CHESTERFIELD COUNTY, Va. — When DMV employees Katy and Tom Mustian bought their home in Walton Park, a friend in the Midlothian neighborhood gave them fair warning:
“You know that’s Christmas Court,” the friend told Katy in a text exchange, referring to the nickname bestowed upon the neighborhood’s Dawnridge Court, a dead-end street on which nearly every house is decorated each year with Christmas light displays.
“We said, ‘OK, we can do that, no big deal,’” Katy said. “We moved in in June and had made some plans to do some Christmas decorating. The week of Thanksgiving, we went on vacation, and when we got home, we pull onto our street and the whole street is lit up, except our dark house.”
Six years later, the Mustians – who both work at the Department of Motor Vehicles headquarters on Broad Street – have not traveled for Thanksgiving since.
“This is part of life for us now,” said Katy, who works in the DMV’s communications office. “We can no longer travel over Thanksgiving because of this. We learned our lesson.”

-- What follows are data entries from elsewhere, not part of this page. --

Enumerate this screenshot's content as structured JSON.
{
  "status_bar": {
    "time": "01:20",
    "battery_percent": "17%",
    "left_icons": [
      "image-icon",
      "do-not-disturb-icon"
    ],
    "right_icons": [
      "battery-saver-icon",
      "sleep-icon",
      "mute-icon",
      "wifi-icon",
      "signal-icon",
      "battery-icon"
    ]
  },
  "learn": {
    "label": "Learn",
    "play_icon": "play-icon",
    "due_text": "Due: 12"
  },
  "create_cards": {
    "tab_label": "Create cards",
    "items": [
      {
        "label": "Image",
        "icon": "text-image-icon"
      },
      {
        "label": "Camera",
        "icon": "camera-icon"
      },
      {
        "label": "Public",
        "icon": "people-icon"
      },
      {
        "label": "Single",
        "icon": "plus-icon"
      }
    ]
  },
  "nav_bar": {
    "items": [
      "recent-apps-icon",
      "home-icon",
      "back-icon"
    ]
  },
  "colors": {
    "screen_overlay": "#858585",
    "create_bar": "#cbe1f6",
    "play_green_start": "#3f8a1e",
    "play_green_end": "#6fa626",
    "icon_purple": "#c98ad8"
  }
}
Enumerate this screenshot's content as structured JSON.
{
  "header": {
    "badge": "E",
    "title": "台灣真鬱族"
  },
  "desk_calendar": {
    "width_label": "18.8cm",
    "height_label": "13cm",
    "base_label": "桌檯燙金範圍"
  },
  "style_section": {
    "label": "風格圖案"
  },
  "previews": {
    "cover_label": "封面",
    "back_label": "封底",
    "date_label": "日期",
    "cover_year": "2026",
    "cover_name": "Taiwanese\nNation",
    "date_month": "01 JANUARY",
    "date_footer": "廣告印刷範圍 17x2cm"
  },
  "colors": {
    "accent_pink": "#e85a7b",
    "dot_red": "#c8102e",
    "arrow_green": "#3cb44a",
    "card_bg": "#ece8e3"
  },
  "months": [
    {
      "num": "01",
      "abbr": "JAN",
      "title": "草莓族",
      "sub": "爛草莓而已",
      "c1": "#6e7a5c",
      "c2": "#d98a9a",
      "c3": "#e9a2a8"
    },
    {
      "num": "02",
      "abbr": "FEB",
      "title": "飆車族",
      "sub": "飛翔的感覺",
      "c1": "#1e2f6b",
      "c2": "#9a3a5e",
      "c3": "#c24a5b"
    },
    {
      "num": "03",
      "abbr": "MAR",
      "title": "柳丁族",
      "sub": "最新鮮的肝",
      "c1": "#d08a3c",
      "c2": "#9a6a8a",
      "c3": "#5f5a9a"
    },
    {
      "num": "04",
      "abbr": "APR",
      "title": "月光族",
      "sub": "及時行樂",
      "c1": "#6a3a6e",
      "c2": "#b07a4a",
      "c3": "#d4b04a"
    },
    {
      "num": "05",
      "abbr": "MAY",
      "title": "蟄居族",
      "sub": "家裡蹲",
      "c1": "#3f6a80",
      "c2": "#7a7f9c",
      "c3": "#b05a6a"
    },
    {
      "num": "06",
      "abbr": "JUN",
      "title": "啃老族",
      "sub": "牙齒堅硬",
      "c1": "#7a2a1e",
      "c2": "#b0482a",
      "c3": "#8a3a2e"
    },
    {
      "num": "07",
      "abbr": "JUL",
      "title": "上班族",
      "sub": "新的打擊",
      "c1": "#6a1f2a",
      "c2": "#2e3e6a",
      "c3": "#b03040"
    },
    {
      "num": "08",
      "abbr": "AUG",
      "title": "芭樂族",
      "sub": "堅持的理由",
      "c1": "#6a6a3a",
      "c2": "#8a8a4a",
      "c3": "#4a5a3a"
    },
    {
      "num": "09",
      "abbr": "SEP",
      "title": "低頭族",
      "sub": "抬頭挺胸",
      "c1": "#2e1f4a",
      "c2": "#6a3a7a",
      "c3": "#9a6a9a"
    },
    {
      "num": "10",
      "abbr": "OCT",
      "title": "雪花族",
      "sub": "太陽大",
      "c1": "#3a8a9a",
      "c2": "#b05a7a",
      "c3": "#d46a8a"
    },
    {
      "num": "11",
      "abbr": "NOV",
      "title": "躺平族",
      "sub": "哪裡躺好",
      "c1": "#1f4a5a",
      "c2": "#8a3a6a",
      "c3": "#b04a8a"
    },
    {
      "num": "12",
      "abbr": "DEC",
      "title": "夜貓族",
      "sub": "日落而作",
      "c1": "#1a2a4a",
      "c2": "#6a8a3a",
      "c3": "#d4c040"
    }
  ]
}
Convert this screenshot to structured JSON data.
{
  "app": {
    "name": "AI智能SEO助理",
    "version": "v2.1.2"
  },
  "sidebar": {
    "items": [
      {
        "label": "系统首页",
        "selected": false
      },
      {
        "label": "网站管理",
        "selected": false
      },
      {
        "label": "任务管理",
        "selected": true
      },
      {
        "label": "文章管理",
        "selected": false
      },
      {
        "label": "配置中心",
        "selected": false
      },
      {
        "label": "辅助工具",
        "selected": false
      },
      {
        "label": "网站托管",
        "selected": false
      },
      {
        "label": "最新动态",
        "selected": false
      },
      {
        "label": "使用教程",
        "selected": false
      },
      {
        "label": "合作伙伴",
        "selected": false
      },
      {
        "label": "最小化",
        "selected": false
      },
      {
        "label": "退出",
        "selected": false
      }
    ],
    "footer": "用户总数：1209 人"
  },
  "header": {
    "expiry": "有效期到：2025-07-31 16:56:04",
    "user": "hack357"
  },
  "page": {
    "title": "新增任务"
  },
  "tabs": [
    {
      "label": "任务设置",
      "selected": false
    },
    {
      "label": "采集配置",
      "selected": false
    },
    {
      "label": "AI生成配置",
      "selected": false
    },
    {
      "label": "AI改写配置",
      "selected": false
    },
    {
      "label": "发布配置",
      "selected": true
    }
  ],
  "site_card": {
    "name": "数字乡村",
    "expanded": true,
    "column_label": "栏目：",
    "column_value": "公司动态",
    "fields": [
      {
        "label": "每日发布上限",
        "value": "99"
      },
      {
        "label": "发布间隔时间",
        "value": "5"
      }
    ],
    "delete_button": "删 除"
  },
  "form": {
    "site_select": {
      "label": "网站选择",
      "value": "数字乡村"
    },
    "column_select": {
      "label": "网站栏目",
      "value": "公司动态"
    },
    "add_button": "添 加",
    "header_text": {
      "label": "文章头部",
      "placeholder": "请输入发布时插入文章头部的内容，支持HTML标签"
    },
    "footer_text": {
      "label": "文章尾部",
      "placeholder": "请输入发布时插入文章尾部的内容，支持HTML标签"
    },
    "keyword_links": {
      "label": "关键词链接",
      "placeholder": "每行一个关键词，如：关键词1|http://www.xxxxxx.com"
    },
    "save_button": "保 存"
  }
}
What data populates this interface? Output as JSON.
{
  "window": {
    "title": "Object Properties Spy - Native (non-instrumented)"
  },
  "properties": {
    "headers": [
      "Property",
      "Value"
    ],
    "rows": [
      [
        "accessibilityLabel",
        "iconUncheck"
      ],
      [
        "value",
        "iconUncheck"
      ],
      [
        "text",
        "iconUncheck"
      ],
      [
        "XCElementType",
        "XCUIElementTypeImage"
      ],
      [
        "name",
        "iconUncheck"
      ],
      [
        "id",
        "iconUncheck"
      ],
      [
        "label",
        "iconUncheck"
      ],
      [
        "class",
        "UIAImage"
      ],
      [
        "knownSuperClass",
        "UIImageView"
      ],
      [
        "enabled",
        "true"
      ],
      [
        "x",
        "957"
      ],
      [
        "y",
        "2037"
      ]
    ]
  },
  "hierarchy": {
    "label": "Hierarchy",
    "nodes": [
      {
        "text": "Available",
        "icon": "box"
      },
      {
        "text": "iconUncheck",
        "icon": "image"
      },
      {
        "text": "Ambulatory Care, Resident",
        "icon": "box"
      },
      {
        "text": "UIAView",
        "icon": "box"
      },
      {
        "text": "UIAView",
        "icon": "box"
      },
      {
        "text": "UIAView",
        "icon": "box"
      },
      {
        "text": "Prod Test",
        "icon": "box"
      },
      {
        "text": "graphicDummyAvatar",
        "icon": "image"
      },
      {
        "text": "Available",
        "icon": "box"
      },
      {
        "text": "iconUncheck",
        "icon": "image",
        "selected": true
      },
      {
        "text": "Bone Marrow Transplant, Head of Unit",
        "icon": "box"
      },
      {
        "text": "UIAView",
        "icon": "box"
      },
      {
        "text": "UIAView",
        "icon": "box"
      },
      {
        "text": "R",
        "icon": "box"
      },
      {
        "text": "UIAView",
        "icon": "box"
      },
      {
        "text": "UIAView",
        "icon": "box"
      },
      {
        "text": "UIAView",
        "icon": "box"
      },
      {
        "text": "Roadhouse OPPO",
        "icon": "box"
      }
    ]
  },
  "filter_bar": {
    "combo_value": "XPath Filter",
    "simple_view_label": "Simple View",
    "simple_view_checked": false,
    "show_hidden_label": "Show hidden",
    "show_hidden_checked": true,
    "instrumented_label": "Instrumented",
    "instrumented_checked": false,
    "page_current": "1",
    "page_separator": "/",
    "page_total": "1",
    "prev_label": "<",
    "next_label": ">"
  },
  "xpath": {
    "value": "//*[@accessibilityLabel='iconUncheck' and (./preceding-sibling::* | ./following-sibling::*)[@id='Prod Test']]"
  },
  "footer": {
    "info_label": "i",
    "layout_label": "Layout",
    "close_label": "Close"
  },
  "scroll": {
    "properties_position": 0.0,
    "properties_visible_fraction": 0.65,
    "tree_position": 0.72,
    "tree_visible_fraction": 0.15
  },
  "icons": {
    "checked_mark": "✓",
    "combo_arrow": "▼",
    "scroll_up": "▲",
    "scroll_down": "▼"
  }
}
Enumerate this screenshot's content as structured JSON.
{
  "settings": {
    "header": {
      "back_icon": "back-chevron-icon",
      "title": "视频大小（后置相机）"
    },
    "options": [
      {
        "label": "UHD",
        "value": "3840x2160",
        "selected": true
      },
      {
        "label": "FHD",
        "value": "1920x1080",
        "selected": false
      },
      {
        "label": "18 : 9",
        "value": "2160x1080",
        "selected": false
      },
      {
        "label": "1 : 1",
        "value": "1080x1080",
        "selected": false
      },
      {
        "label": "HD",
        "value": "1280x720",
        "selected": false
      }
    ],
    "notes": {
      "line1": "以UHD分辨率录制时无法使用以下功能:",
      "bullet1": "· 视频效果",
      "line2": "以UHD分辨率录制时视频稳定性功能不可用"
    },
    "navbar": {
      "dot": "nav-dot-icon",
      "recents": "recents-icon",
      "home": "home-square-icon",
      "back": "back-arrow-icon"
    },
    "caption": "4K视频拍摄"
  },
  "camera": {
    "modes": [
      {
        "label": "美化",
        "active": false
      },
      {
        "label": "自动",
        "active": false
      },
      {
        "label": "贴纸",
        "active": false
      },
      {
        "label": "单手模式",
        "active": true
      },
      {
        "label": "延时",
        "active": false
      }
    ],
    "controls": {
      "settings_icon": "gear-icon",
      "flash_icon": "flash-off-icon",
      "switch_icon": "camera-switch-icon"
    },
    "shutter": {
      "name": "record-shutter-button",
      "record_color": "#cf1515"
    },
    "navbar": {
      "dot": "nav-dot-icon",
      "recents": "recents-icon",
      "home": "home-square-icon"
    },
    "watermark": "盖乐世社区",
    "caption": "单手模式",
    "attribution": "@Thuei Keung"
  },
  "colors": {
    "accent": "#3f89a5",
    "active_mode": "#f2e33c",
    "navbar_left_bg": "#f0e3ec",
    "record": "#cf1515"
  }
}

The couple – Tom is a special agent in DMV’s law enforcement division – have embraced their street’s annual tradition, along with essentially all of their Dawnridge Court neighbors.
While they do it for fun, it comes at a cost, with the Mustians varying their light displays each year with different themes, typically nautical in nature, that involve months of planning and budgeting – not unlike a business.
Tom said they’ve had as many as 70,000 lights adorn their house, with additional wooden displays he built himself, such as their signature shark that looks like it’s popping out of the ground and, last year, a to-scale pink Cadillac when they went with an Elvis “Blue Christmas” theme.